Dúvidas sobre como ser mesário voluntário em 2022? Fique por dentro!

Saiba mais informações no Canal do Mesário.

Importância das ações voluntárias

A sociedade reconhece a importância do trabalho voluntário em diversos setores. Na Justiça Eleitoral (JE), certamente a atuação dos mesários representa essa ação espontânea. Na opinião da médica psiquiatra e doutora em saúde mental Maria Cecília Freitas, a ação voluntária é, acima de tudo, uma questão de empatia e de ação benéfica.

“Todos nós temos esse sentimento de ajuda ao próximo. A generosidade, o contribuir com o outro exercem de maneira positiva, psicologicamente, em cada um. Quando eu ajudo e vejo o efeito e as ações da minha contribuição no outro, isso ativa na gente uma questão de empatia, que gera um bem-estar. Esse sentimento dá ao voluntário um sentimento de que a vida tem propósito”, destaca.

Ações no TSE

Além de realizar no período eleitoral campanha para incentivar a atividade voluntária de mesário, o TSE realiza, por meio das pessoas que trabalham na Corte, diversas atividades espontâneas de ajuda ao próximo.
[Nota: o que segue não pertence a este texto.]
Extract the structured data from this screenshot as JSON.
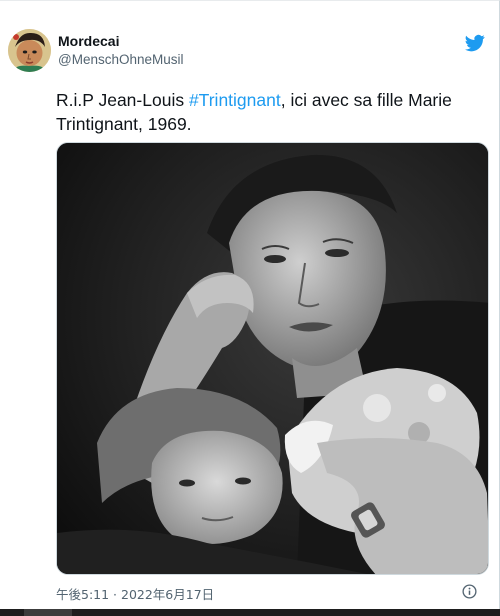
{
  "tweet": {
    "display_name": "Mordecai",
    "handle": "@MenschOhneMusil",
    "text_before": "R.i.P Jean-Louis ",
    "hashtag": "#Trintignant",
    "text_after": ", ici avec sa fille Marie Trintignant, 1969.",
    "timestamp": "午後5:11 · 2022年6月17日"
  },
  "icons": {
    "brand": "twitter-bird-icon",
    "info": "info-icon"
  },
  "colors": {
    "accent": "#1d9bf0",
    "secondary_text": "#536471",
    "primary_text": "#0f1419"
  }
}
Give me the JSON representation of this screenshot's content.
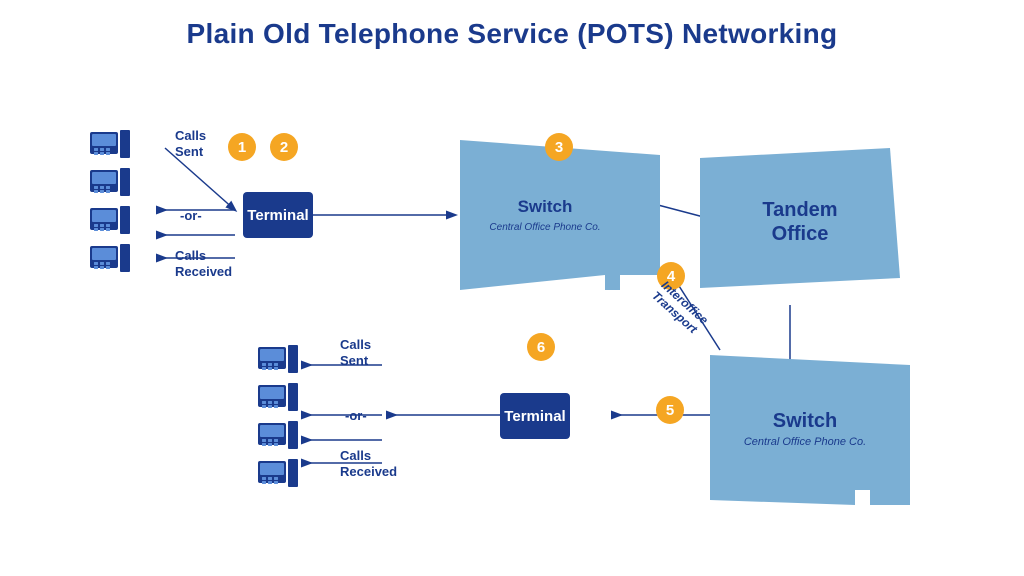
{
  "title": "Plain Old Telephone Service (POTS) Networking",
  "badges": [
    {
      "id": 1,
      "label": "1"
    },
    {
      "id": 2,
      "label": "2"
    },
    {
      "id": 3,
      "label": "3"
    },
    {
      "id": 4,
      "label": "4"
    },
    {
      "id": 5,
      "label": "5"
    },
    {
      "id": 6,
      "label": "6"
    }
  ],
  "terminal1": "Terminal",
  "terminal2": "Terminal",
  "switch1": {
    "main": "Switch",
    "sub": "Central Office Phone Co."
  },
  "switch2": {
    "main": "Switch",
    "sub": "Central Office Phone Co."
  },
  "tandem": {
    "main": "Tandem",
    "sub": "Office"
  },
  "labels": {
    "calls_sent_top": "Calls\nSent",
    "or_top": "-or-",
    "calls_received_top": "Calls\nReceived",
    "calls_sent_bottom": "Calls\nSent",
    "or_bottom": "-or-",
    "calls_received_bottom": "Calls\nReceived",
    "interoffice": "Interoffice\nTransport"
  }
}
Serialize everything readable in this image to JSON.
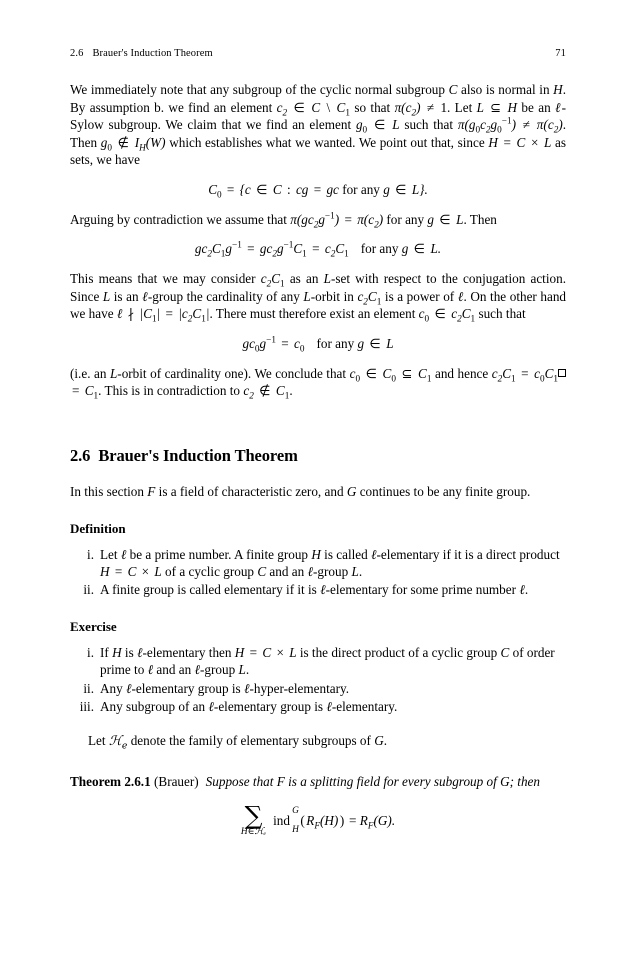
{
  "page": {
    "running_head": {
      "section_number": "2.6",
      "section_title": "Brauer's Induction Theorem",
      "page_number": "71"
    }
  },
  "proof_continuation": {
    "paragraph_1": {
      "l1": "We immediately note that any subgroup of the cyclic normal subgroup ",
      "v1": "C",
      "l2": " also is normal in ",
      "v2": "H",
      "l3": ". By assumption b. we find an element ",
      "v3": "c₂ ∈ C \\ C₁",
      "l4": " so that ",
      "v4": "π(c₂) ≠ 1",
      "l5": ". Let ",
      "v5": "L ⊆ H",
      "l6": " be an ",
      "v6": "ℓ",
      "l7": "-Sylow subgroup. We claim that we find an element ",
      "v7": "g₀ ∈ L",
      "l8": " such that ",
      "v8": "π(g₀c₂g₀⁻¹) ≠ π(c₂)",
      "l9": ". Then ",
      "v9": "g₀ ∉ I_H(W)",
      "l10": " which establishes what we wanted. We point out that, since ",
      "v10": "H = C × L",
      "l11": " as sets, we have"
    },
    "equation_C0": "C₀ = {c ∈ C : cg = gc for any g ∈ L}.",
    "paragraph_2": {
      "l1": "Arguing by contradiction we assume that ",
      "v1": "π(gc₂g⁻¹) = π(c₂)",
      "l2": " for any ",
      "v2": "g ∈ L",
      "l3": ". Then"
    },
    "equation_conj": "gc₂C₁g⁻¹ = gc₂g⁻¹C₁ = c₂C₁    for any g ∈ L.",
    "paragraph_3": {
      "l1": "This means that we may consider ",
      "v1": "c₂C₁",
      "l2": " as an ",
      "v2": "L",
      "l3": "-set with respect to the conjugation action. Since ",
      "v3": "L",
      "l4": " is an ",
      "v4": "ℓ",
      "l5": "-group the cardinality of any ",
      "v5": "L",
      "l6": "-orbit in ",
      "v6": "c₂C₁",
      "l7": " is a power of ",
      "v7": "ℓ",
      "l8": ". On the other hand we have ",
      "v8": "ℓ ∤ |C₁| = |c₂C₁|",
      "l9": ". There must therefore exist an element ",
      "v9": "c₀ ∈ c₂C₁",
      "l10": " such that"
    },
    "equation_fixed": "gc₀g⁻¹ = c₀    for any g ∈ L",
    "paragraph_4": {
      "l1": "(i.e. an ",
      "v1": "L",
      "l2": "-orbit of cardinality one). We conclude that ",
      "v2": "c₀ ∈ C₀ ⊆ C₁",
      "l3": " and hence ",
      "v3": "c₂C₁ = c₀C₁ = C₁",
      "l4": ". This is in contradiction to ",
      "v4": "c₂ ∉ C₁",
      "l5": "."
    },
    "qed_symbol": "□"
  },
  "section": {
    "number": "2.6",
    "title": "Brauer's Induction Theorem",
    "intro": {
      "l1": "In this section ",
      "v1": "F",
      "l2": " is a field of characteristic zero, and ",
      "v2": "G",
      "l3": " continues to be any finite group."
    }
  },
  "definition": {
    "heading": "Definition",
    "items": [
      {
        "marker": "i.",
        "l1": "Let ",
        "v1": "ℓ",
        "l2": " be a prime number. A finite group ",
        "v2": "H",
        "l3": " is called ",
        "v3": "ℓ",
        "l4": "-elementary if it is a direct product ",
        "v4": "H = C × L",
        "l5": " of a cyclic group ",
        "v5": "C",
        "l6": " and an ",
        "v6": "ℓ",
        "l7": "-group ",
        "v7": "L",
        "l8": "."
      },
      {
        "marker": "ii.",
        "l1": "A finite group is called elementary if it is ",
        "v1": "ℓ",
        "l2": "-elementary for some prime number ",
        "v2": "ℓ",
        "l3": "."
      }
    ]
  },
  "exercise": {
    "heading": "Exercise",
    "items": [
      {
        "marker": "i.",
        "l1": "If ",
        "v1": "H",
        "l2": " is ",
        "v2": "ℓ",
        "l3": "-elementary then ",
        "v3": "H = C × L",
        "l4": " is the direct product of a cyclic group ",
        "v4": "C",
        "l5": " of order prime to ",
        "v5": "ℓ",
        "l6": " and an ",
        "v6": "ℓ",
        "l7": "-group ",
        "v7": "L",
        "l8": "."
      },
      {
        "marker": "ii.",
        "l1": "Any ",
        "v1": "ℓ",
        "l2": "-elementary group is ",
        "v2": "ℓ",
        "l3": "-hyper-elementary."
      },
      {
        "marker": "iii.",
        "l1": "Any subgroup of an ",
        "v1": "ℓ",
        "l2": "-elementary group is ",
        "v2": "ℓ",
        "l3": "-elementary."
      }
    ]
  },
  "family_note": {
    "l1": "Let ",
    "v1": "ℋₑ",
    "l2": " denote the family of elementary subgroups of ",
    "v2": "G",
    "l3": "."
  },
  "theorem": {
    "name": "Theorem 2.6.1",
    "attribution": "(Brauer)",
    "statement_1": "Suppose that ",
    "statement_var_F": "F",
    "statement_2": " is a splitting field for every subgroup of ",
    "statement_var_G": "G",
    "statement_3": "; then",
    "formula": {
      "sigma": "∑",
      "limit": "H∈ℋₑ",
      "ind": "ind",
      "ind_sup": "G",
      "ind_sub": "H",
      "argument": "(R_F(H))",
      "equals": " = ",
      "rhs": "R_F(G)."
    }
  }
}
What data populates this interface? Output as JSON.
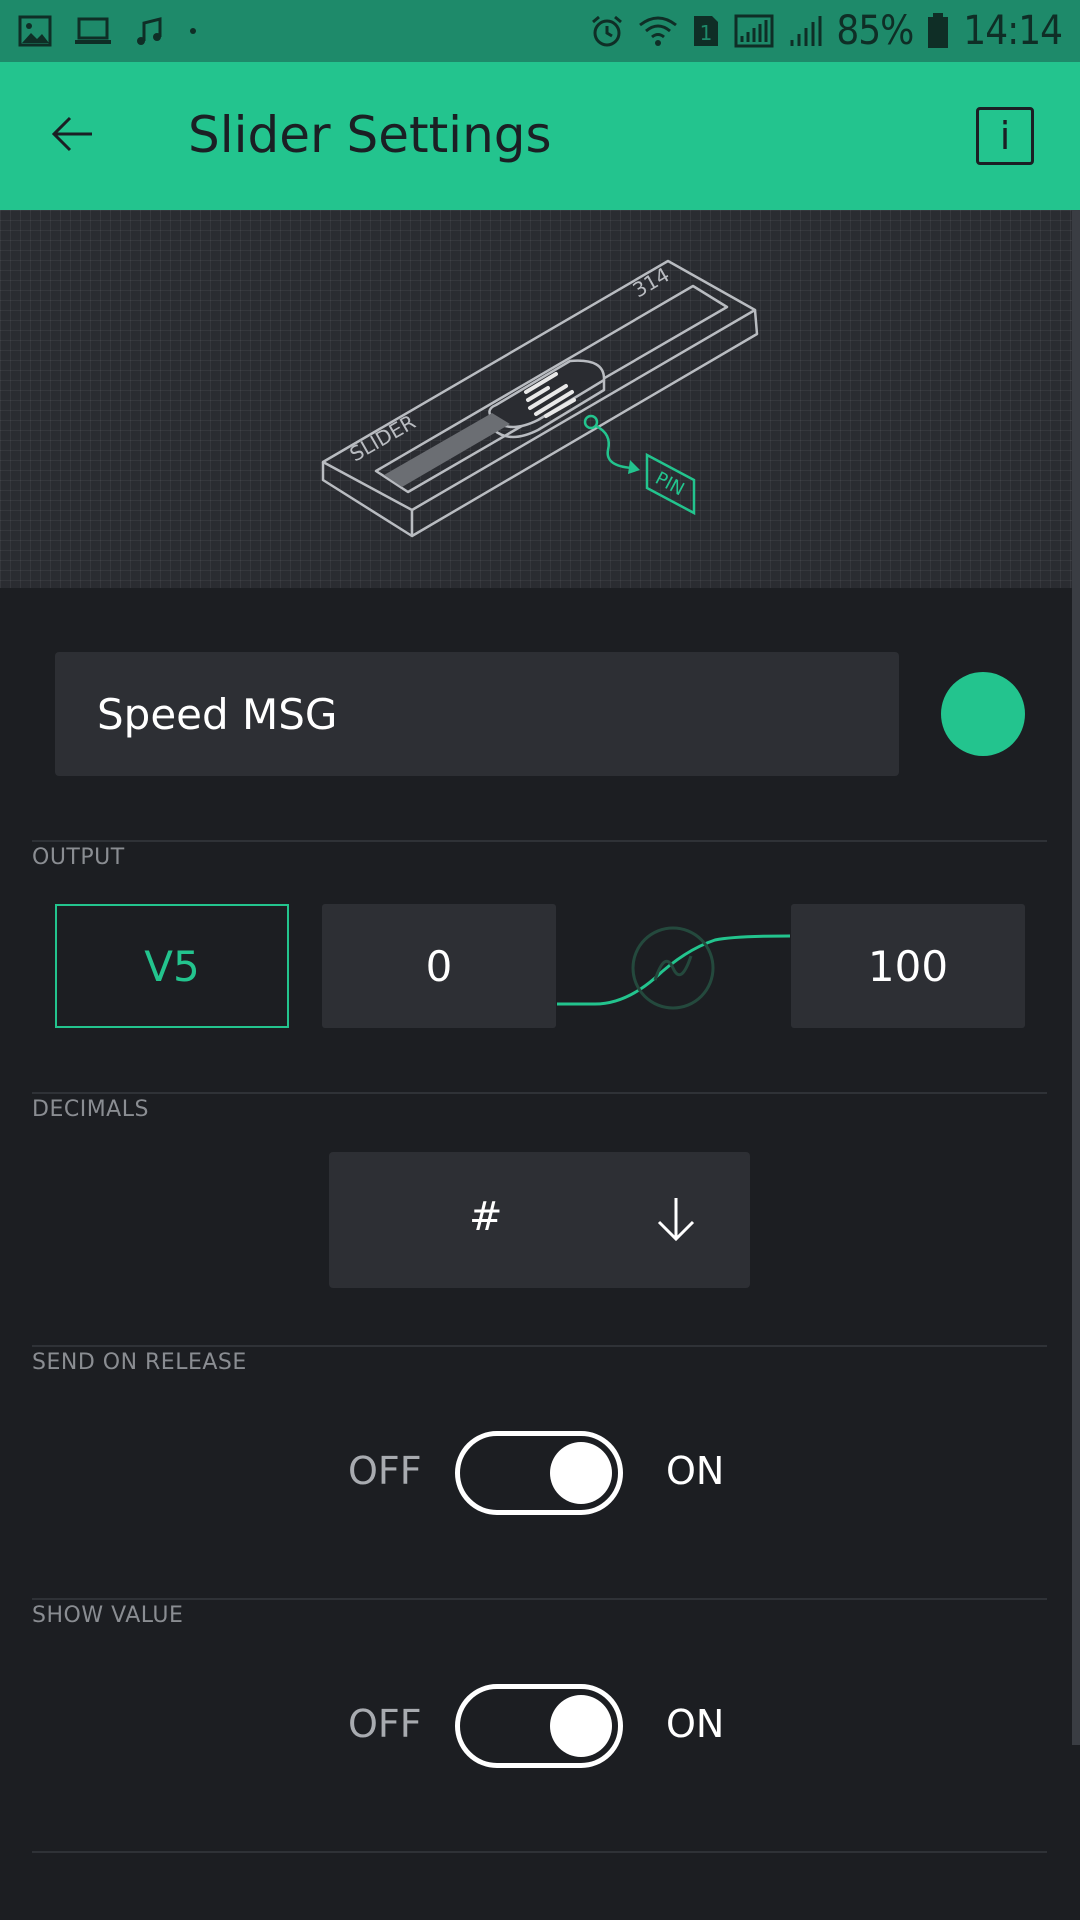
{
  "status_bar": {
    "battery": "85%",
    "time": "14:14",
    "sim_slot": "1",
    "icons": [
      "image-icon",
      "laptop-icon",
      "music-icon",
      "dot-icon",
      "alarm-icon",
      "wifi-icon",
      "sim-icon",
      "signal-icon",
      "signal-icon",
      "battery-icon"
    ]
  },
  "appbar": {
    "title": "Slider Settings",
    "back_icon": "arrow-left-icon",
    "info_label": "i"
  },
  "illustration": {
    "slider_text": "SLIDER",
    "value_text": "314",
    "pin_text": "PIN"
  },
  "name_field": {
    "value": "Speed MSG"
  },
  "colors": {
    "accent": "#23c48e",
    "background": "#1c1e22",
    "field": "#2d2f34"
  },
  "output": {
    "label": "OUTPUT",
    "pin": "V5",
    "min": "0",
    "max": "100"
  },
  "decimals": {
    "label": "DECIMALS",
    "value": "#"
  },
  "send_on_release": {
    "label": "SEND ON RELEASE",
    "off_label": "OFF",
    "on_label": "ON",
    "state": "on"
  },
  "show_value": {
    "label": "SHOW VALUE",
    "off_label": "OFF",
    "on_label": "ON",
    "state": "on"
  }
}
Anualmente, servidoras e servidores da Justiça Eleitoral realizam a Campanha do Agasalho e o Natal Solidário, iniciativas para arrecadar roupas e brinquedos que são distribuídos para comunidades carentes e crianças.

O TSE também desenvolve o Programa de Educação Solidária, em que servidoras, servidores, colaboradoras e colaboradores ministram, voluntariamente, oficinas sobre diversos temas, para funcionários terceirizados, jovens aprendizes, reeducandos do sistema prisional e estagiários.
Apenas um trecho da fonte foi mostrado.